Background and Objectives
Eyelid myoclonia (EM) with absences (EMA) is a generalized epilepsy syndrome with a prognosis and clinical characteristics that are still partially undefined. We investigated electroclinical endophenotypes and long-term seizure outcome in a large cohort of patients with EMA.
In this multicenter retrospective study, patients with EMA with ≥5 years of follow-up were included. We investigated prognostic patterns and sustained terminal remission (STR), along with their prognostic factors. Moreover, a 2-step cluster analysis was used to investigate the presence of distinct EMA endophenotypes.
We included 172 patients with a median age at onset of 7 years (interquartile range [IQR] 5–10 years) and a median follow-up duration of 14 years (IQR 8.25–23.75 years). Sixty-six patients (38.4%) displayed a nonremission pattern, whereas remission and relapse patterns were encountered in 56 (32.6%) and 50 (29.1%) participants. Early epilepsy onset, history of febrile seizures (FS), and EM status epilepticus significantly predicted a nonremission pattern according to multinomial logistic regression analysis. STR was achieved by 68 (39.5%) patients with a mean latency of 14.05 years (SD ±12.47 years). Early epilepsy onset, psychiatric comorbid conditions, and a history of FS and generalized tonic-clonic seizures were associated with a lower probability of achieving STR according to a Cox regression proportional hazards model. Antiseizure medication (ASM) withdrawal was attempted in 62 of 172 patients, and seizures recurred in 74.2%. Cluster analysis revealed 2 distinct clusters with 86 patients each. Cluster 2, which we defined as EMA-plus, was characterized by an earlier age at epilepsy onset, higher rate of intellectual disability, EM status epilepticus, generalized paroxysmal fast activity, self-induced seizures, FS, and poor ASM response, whereas cluster 1, the EMA-only cluster, was characterized by a higher rate of seizure remission and more favorable neuropsychiatric outcome.

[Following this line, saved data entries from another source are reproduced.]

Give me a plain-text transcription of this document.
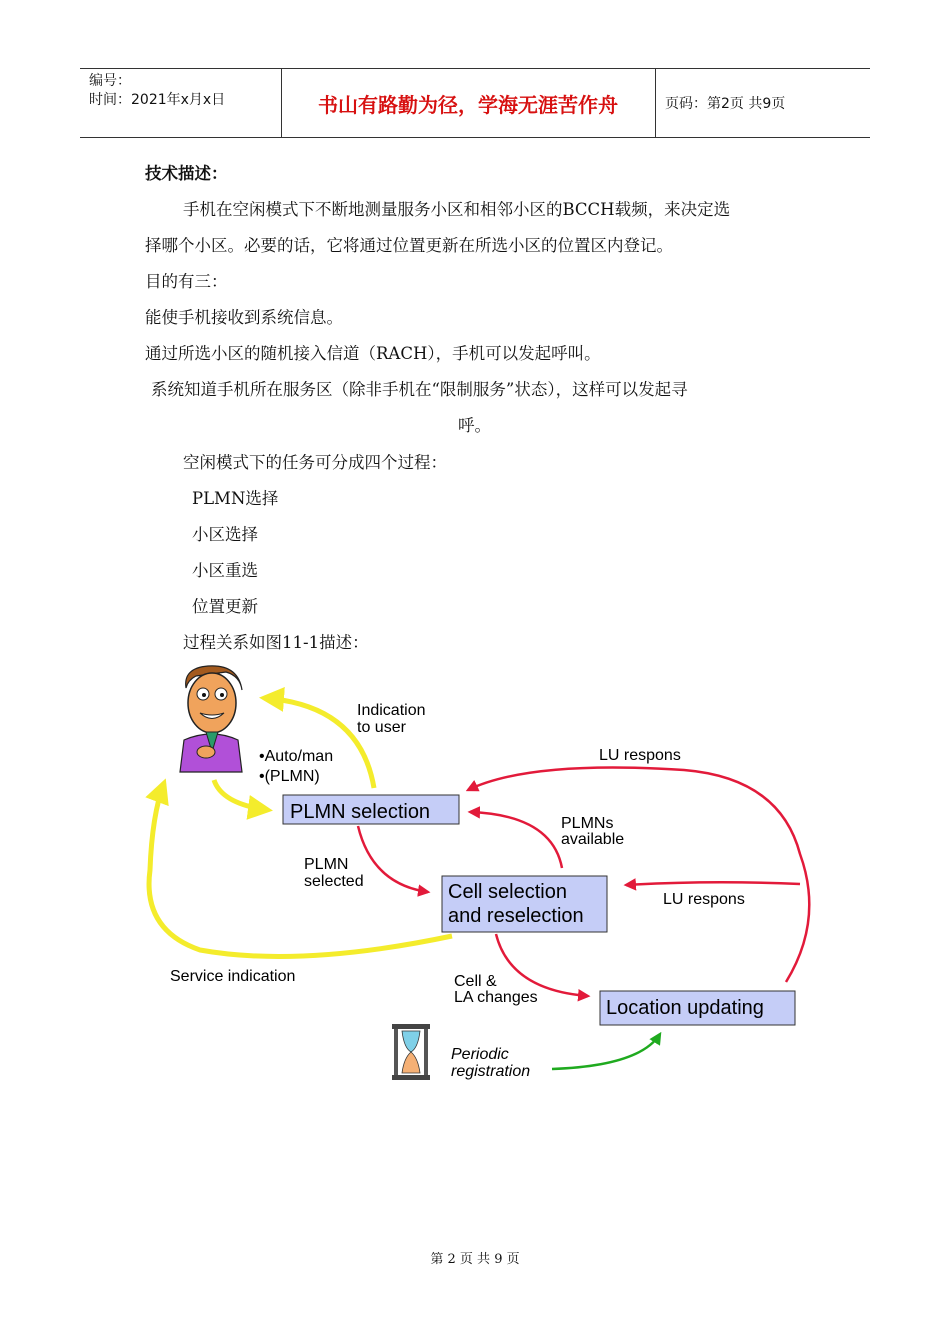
编号：
时间：2021年x月x日	书山有路勤为径，学海无涯苦作舟	页码：第2页 共9页
技术描述：
手机在空闲模式下不断地测量服务小区和相邻小区的BCCH载频，来决定选
择哪个小区。必要的话，它将通过位置更新在所选小区的位置区内登记。
目的有三：
能使手机接收到系统信息。
通过所选小区的随机接入信道（RACH），手机可以发起呼叫。
系统知道手机所在服务区（除非手机在“限制服务”状态），这样可以发起寻
呼。
空闲模式下的任务可分成四个过程：
PLMN选择
小区选择
小区重选
位置更新
过程关系如图11-1描述：
PLMN selection
Cell selection
and reselection
Location updating
Indication
to user
•Auto/man
•(PLMN)
LU respons
PLMNs
available
PLMN
selected
LU respons
Service indication	Cell &
LA changes
Periodic
registration
第 2 页 共 9 页
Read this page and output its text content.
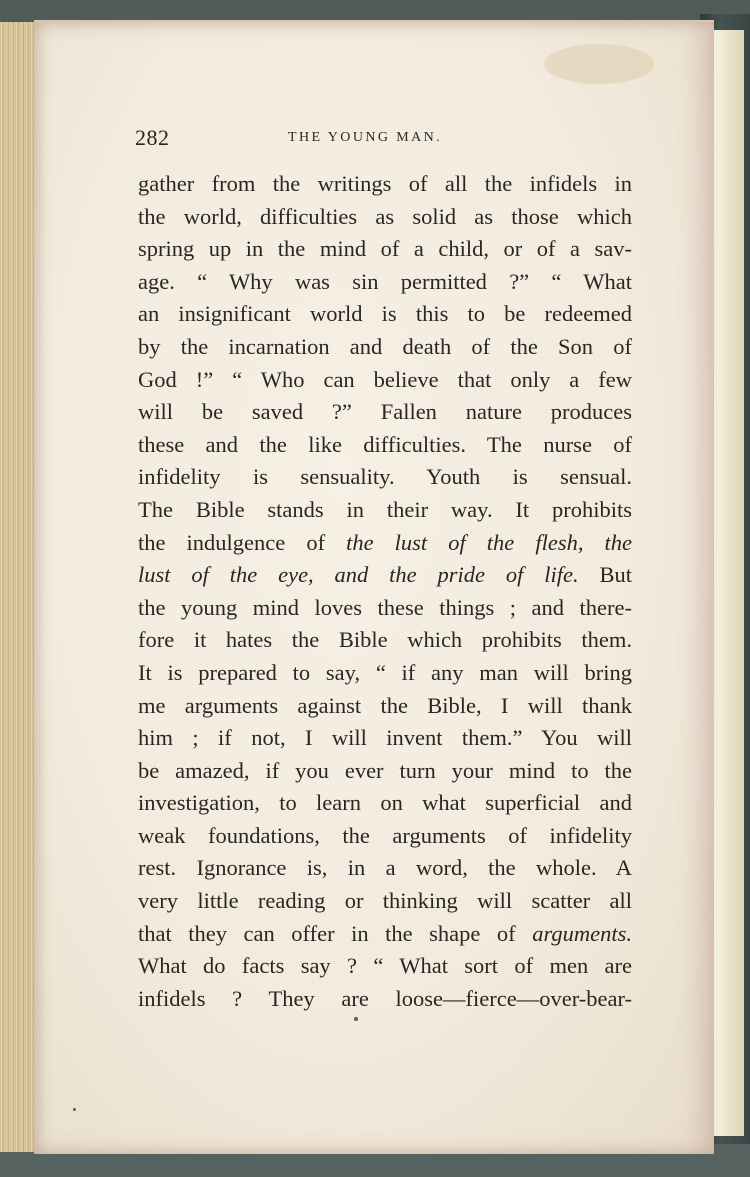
282	THE YOUNG MAN.
gather from the writings of all the infidels in
the world, difficulties as solid as those which
spring up in the mind of a child, or of a sav-
age. “ Why was sin permitted ?” “ What
an insignificant world is this to be redeemed
by the incarnation and death of the Son of
God !” “ Who can believe that only a few
will be saved ?” Fallen nature produces
these and the like difficulties. The nurse of
infidelity is sensuality. Youth is sensual.
The Bible stands in their way. It prohibits
the indulgence of the lust of the flesh, the
lust of the eye, and the pride of life. But
the young mind loves these things ; and there-
fore it hates the Bible which prohibits them.
It is prepared to say, “ if any man will bring
me arguments against the Bible, I will thank
him ; if not, I will invent them.” You will
be amazed, if you ever turn your mind to the
investigation, to learn on what superficial and
weak foundations, the arguments of infidelity
rest. Ignorance is, in a word, the whole. A
very little reading or thinking will scatter all
that they can offer in the shape of arguments.
What do facts say ? “ What sort of men are
infidels ? They are loose—fierce—over-bear-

Early epilepsy onset was the most relevant prognostic factor for poor treatment response. A long latency between epilepsy onset and ASM response was observed, suggesting the effect of age-related brain changes in EMA remission. Last, our cluster analysis showed a clear-cut distinction of patients with EMA into an EMA-plus insidious subphenotype and an EMA-only benign cluster that strongly differed in terms of remission rates and cognitive outcomes.